Convolution of probabilities

Question

It is a well known fact that for a random variable $Z=Y_1+Y_2+...+Y_n$ where $Y_i$ are independently distributed then the probability density function of $Z$ is the convolution of the density functions of the random variables $Y_i$ for $i=1,2,...,n$. In other words if $f_Z$ stands for the density function of $Z$ then $$f_Z=f_{Y_1}\ast f_{Y_2}\ast...\ast f_{Y_n}$$ where $\ast$ stands for the convolution operation. However is the converse true? If we have $f_Z=f_{Y_1}\ast f_{Y_2}\ast...\ast f_{Y_n}$ does it follow that $Z=Y_1+Y_2+...+Y_n$ where $Y_i$ are independently distributed. This might be an elementary fact but I can not see an immediate way to prove or disprove this. Any suggestion would be more than welcome.

Answer 1

Perhaps this is a counterexample to what you think may be true.

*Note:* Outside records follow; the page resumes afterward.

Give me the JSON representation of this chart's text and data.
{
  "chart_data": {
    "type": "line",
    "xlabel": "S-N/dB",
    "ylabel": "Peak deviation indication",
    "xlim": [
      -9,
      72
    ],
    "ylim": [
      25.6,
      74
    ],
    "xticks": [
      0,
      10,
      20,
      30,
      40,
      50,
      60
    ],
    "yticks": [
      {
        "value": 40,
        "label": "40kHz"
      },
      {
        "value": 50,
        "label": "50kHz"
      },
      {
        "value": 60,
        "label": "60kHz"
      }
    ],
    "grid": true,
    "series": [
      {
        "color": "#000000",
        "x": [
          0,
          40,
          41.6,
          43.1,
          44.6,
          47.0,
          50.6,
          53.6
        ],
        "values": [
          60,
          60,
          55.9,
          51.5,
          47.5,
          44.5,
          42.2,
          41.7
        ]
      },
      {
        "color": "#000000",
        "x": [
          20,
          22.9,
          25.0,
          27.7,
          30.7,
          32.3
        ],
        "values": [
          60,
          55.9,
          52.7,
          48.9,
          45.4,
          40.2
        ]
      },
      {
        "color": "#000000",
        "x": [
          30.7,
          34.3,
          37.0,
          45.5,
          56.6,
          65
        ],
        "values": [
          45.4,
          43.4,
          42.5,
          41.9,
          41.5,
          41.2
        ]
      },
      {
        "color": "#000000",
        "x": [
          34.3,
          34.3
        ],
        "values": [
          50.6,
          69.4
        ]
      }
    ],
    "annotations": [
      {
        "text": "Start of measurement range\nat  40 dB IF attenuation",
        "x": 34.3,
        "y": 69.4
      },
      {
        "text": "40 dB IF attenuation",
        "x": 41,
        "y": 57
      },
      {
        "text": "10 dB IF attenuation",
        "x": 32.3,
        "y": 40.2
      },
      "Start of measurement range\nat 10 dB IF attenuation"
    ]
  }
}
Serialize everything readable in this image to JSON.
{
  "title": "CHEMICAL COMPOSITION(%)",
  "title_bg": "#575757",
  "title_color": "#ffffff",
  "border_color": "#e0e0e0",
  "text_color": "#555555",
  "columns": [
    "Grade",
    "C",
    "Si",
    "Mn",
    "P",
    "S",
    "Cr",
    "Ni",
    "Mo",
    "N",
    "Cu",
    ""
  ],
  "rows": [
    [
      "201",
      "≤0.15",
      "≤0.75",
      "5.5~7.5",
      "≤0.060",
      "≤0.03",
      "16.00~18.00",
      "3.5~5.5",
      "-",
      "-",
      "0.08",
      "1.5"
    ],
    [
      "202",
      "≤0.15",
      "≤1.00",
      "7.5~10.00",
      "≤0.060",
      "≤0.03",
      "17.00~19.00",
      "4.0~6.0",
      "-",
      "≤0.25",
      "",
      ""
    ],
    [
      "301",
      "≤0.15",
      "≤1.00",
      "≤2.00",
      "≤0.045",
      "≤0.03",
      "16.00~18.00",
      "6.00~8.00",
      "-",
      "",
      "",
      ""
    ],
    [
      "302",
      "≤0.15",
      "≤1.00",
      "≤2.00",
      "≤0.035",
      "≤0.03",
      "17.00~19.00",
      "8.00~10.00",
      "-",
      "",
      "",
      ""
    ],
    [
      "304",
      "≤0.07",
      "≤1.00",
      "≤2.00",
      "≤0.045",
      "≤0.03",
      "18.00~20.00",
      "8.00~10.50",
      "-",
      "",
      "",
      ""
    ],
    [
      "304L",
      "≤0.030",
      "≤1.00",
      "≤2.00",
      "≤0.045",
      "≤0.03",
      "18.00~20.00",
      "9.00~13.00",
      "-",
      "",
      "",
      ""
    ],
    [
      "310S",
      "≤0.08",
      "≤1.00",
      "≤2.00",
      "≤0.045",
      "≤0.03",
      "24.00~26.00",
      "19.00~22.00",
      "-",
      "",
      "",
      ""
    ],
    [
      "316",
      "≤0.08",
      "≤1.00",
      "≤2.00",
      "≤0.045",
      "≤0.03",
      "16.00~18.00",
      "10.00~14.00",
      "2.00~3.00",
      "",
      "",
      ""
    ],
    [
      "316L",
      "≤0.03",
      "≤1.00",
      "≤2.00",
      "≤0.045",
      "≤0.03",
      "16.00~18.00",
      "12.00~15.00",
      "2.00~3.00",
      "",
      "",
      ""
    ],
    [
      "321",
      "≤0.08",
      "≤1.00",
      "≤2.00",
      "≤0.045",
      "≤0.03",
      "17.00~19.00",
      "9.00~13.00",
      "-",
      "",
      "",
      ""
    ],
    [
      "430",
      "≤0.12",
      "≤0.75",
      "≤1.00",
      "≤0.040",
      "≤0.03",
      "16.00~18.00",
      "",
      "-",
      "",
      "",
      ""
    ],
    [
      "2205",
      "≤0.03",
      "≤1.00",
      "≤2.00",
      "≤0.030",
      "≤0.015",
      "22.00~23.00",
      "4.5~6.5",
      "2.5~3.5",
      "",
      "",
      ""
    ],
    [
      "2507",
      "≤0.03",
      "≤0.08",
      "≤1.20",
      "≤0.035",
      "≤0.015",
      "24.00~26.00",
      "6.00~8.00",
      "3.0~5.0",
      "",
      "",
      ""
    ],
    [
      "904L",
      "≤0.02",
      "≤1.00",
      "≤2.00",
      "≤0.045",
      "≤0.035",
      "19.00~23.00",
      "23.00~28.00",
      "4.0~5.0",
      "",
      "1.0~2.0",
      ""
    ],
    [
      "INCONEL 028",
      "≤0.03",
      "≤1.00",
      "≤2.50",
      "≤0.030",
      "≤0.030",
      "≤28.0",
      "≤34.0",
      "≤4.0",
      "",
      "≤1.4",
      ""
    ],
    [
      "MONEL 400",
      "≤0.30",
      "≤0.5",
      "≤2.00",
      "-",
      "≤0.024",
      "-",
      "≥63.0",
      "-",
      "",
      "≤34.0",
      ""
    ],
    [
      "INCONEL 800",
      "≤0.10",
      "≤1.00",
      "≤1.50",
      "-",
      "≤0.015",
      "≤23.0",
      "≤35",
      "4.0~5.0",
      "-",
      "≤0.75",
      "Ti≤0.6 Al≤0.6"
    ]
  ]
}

Let $U_1, U_2$ be iid $N(\mu=9, \sigma^2 = 9).$

Let $V_1, V_2, V_3$ be iid $N(6, 6).$

Let $W_1, W_2, \dots, W_9$ be iid $N(2, 2).$

Let $X_1, X_2, \dots, X_{18}$ be iid $N(1, 1).$

Then $\sum_{i=1}^2 U_i,\; \sum_{i=1}^3 V_i,\; \sum_{i=1}^9 W_i,\;$ and $\sum_{i=1}^{18} X_i$ are all distributed $N(18, 18).$

So if you know that $Z \sim N(18, 18),$ then there is no unique way to express it is a sum of iid random variables.

As a practical matter, because of the Central Limit Theorem, if you knew that a normal random variable is the sum of $n = 1000$ iid random variables, you wouldn't be able to guess whether the 1000 'pieces' were distributed normal, uniform, Poisson, or according any of a number of other distributions.

Your question is not exactly clear to me. If you had something else in mind, please leave a Comment and I (or someone else) will likely be able to help.